Mitt Romney's latest "47%" musings offer a fairly honest glimpse into how he sees the world -- which is straight line Ayn Rand social objectivism. That is, Romney believes in what Rand would have called "rational self-interest." In normal people terms, it's a winners vs. losers sort of thing; the people who are on top are on top because they're better than everybody else, and the losers deserve what they get for being lazy or not as smart or whatever.

Don't believe me? Note Mitt's focus on "moochers," which is the same term Rand used for what she deemed the non-productive classes, people who took forced handouts from the more productive members of society. Forget that some people actually need a helping hand; for die-hard Randians, there is no virtue in charity or community, especially that dictated by the government.

Now, I know a lot of folks agree with the whole Randian objectivist thing. I guess they believe that there are natural leaders who deserve the spoils, and everyone else are lesser beings who don't deserve as much. I see this view as naive, self-centered, and extraordinarily selfish. Yeah, it's good to be on top, but that doesn't always come from being smarter or working harder; there are a lot of other factors that determine where one ends up in life. (Not the least of which is where one starts out -- and Mitt started out pretty well off.) Romney and his pals believe they're better than everyone else; I don't necessarily agree.

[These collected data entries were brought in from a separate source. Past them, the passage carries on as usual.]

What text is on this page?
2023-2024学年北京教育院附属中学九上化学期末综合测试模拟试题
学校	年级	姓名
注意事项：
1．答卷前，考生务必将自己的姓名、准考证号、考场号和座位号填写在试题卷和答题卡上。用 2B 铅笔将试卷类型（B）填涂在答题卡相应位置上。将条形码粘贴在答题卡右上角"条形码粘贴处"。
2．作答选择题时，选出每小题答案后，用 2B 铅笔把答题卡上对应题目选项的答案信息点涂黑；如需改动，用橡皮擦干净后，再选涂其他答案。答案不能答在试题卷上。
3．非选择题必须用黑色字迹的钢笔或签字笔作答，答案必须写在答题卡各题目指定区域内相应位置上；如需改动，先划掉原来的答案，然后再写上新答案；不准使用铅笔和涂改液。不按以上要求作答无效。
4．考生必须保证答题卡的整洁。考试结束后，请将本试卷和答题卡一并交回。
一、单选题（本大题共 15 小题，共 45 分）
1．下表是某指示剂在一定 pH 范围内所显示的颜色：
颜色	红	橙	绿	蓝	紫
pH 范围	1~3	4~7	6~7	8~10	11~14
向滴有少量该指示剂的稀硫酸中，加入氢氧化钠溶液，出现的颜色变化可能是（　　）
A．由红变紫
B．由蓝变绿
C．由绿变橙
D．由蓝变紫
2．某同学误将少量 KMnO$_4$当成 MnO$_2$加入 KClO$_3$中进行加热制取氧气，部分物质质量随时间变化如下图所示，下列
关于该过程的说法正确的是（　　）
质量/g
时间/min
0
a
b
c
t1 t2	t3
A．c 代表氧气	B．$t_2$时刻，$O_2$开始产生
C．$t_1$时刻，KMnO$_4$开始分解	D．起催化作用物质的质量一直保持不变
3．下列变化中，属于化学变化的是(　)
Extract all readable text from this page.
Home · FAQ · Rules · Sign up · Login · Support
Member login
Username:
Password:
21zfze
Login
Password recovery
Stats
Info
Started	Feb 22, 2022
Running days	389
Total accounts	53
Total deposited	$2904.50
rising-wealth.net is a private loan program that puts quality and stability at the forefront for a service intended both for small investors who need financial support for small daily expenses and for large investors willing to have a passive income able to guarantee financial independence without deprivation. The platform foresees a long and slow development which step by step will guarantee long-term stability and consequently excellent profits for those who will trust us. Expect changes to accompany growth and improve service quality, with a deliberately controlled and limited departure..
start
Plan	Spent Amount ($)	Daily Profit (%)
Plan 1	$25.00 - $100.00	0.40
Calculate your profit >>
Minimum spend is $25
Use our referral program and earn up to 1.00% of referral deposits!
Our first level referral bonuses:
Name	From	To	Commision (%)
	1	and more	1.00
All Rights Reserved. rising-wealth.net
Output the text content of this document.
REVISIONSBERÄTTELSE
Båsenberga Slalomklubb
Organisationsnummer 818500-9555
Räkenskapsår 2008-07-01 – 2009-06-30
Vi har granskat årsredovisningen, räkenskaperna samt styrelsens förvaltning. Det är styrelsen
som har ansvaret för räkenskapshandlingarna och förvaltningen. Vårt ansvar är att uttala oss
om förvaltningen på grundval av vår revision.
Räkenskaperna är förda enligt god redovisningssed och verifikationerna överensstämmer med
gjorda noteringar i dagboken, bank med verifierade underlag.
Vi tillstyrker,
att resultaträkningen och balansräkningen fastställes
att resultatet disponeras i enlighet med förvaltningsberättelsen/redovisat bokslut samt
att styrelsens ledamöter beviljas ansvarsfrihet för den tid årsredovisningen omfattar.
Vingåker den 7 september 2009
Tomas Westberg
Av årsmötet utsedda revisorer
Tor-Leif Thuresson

I bring up the Randian connection only because I think it's informative as to how Romney thinks and how he has acted in the past and is likely to act in the future. I think he honestly believes what he said at that covertly recorded fundraiser -- that half of all Americans are unproductive moochers that unnecessarily take from the natural ruling class in our society, and to hell with them. I find that cold hearted and selfish, but obviously there are folks who agree with that sentiment. Nobody likes a moocher, after all.

So here's the thing. If you think that it's okay for the rich and the powerful to think only of themselves, and not to share their bounty with those less fortunate and more in need, then vote for Romney. If, on the other hand, you feel that all of us have an obligation to help each other and work for the good of the greater society, then vote for Obama.

Myself, I find no virtue in selfishness. I'm all for rewarding hard work, but also for sharing the bounty and helping those in need. I know how I'll be voting in November.